ESG on the balance sheet
Stakeholders’ increased focus on ESG will present immense business opportunities for organizations. Health equity and sustainability are two areas in which healthcare organizations would be wise to invest, given their potential to impact the balance sheet. During a webinar on June 22, speakers Dr. John Balbus, Interim Director of the Office of Climate Change and Health Equity within HHS; Dr. J. Nadine Gracia, President and CEO of Trust for America’s Health; Jon Utech, Senior Director of the Office for a Healthy Environment at Cleveland Clinic; and Tensie Whelan, Clinical Professor of Business and Society and Director of the NYU Stern Center for Sustainable Business, discussed these topics and more.
1The connection between climate change and health
There is strong evidence pointing to the impact of climate change on health. Extreme weather events, poor water quality and air pollution can exacerbate cardiovascular disease and asthma, lead to injuries, viruses and allergens, and even impact mental health and well-being. Additionally, climate change is more likely to impact those with socioeconomic challenges. There is also research from Trust for America’s Health and Johns Hopkins Bloomberg School of Public Health showing states that are most vulnerable to the health impacts of climate change are least prepared to protect residents.
2 How HHS is involved
An executive order by the Biden administration has led to the newly formed Office of Climate Change and Health Equity, which has the goal to protect U.S. citizens from the health impacts of climate change, with a particular emphasis on those most vulnerable. A priority of the office is encouraging healthcare stakeholders to sign a pledge to reduce emissions by 50% by 2030 and achieve net zero emissions by 2050. HHS recognizes these are ambition goals, Balbus said, and is working to help the sector achieve them. HHS has assembled four drivers to focus on: surface the gaps and barriers, identify evidence-based solutions and innovations, introduce support to healthcare sector stakeholders and explore incentives and standards.
3 Building blocks of ESG
Commitment to sustainability and ESG as a whole is the next wave of good management, Whelan said, with more companies seeing it as a way to improve overall performance. In fact, research across industries shows a positive correlation between ESG investments and corporate financial performance. There are several actions an organization should take to start on their ESG journey. First is to do a materiality matrix to identify your organization’s ESG issues. Next is working with internal and external stakeholders to identify priorities for investment.
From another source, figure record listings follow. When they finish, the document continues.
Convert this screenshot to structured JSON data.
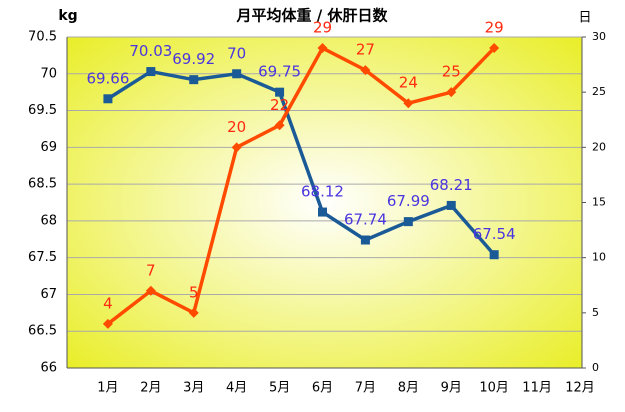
{
  "chart_data": {
    "type": "line",
    "title": "月平均体重 / 休肝日数",
    "y_label": "kg",
    "y2_label": "日",
    "categories": [
      "1月",
      "2月",
      "3月",
      "4月",
      "5月",
      "6月",
      "7月",
      "8月",
      "9月",
      "10月",
      "11月",
      "12月"
    ],
    "series": [
      {
        "name": "月平均体重",
        "color": "#1a5a96",
        "label_color": "#4a35e0",
        "marker": "square",
        "axis": "y",
        "values": [
          69.66,
          70.03,
          69.92,
          70,
          69.75,
          68.12,
          67.74,
          67.99,
          68.21,
          67.54,
          null,
          null
        ]
      },
      {
        "name": "休肝日数",
        "color": "#ff4a00",
        "label_color": "#ff2a10",
        "marker": "diamond",
        "axis": "y2",
        "values": [
          4,
          7,
          5,
          20,
          22,
          29,
          27,
          24,
          25,
          29,
          null,
          null
        ]
      }
    ],
    "ylim": [
      66,
      70.5
    ],
    "yticks": [
      66,
      66.5,
      67,
      67.5,
      68,
      68.5,
      69,
      69.5,
      70,
      70.5
    ],
    "y2lim": [
      0,
      30
    ],
    "y2ticks": [
      0,
      5,
      10,
      15,
      20,
      25,
      30
    ],
    "grid": true
  }
}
Finally, organizations should align incentives internally to ensure metrics and targets can be met. Whelan said this can be a challenge if the only incentives are financial.
4 Make ESG goals public
At Cleveland Clinic, the system has saved $75 million due to its energy efficiency efforts. In order to see similar meaningful results, Utech said he recommends healthcare organizations make public and bold goals related to sustainability and health outcomes. This tactic helps ensure the organization is accountable to ESG efforts despite competing priorities. After the clinic externally shared its sustainability goals, it drove investments internally and commitment from leadership, Utech said.
5 ESG commitment requires reporting
Cleveland Clinic reports all aspects of its ESG work. Utech said reporting ESG is tied to Cleveland Clinic’s dedication to transparency and has helped accelerate progress. The health system reports ESG activity yearly, divided into five areas: patients, caregivers, community, environment and governance. It uses the United Nations Global Compact and Goal Reporting Index (GRI) as reporting frameworks. This allows Cleveland Clinic to clearly track its ESG goals and prioritize what is most important for the system to focus on through a tiered framework.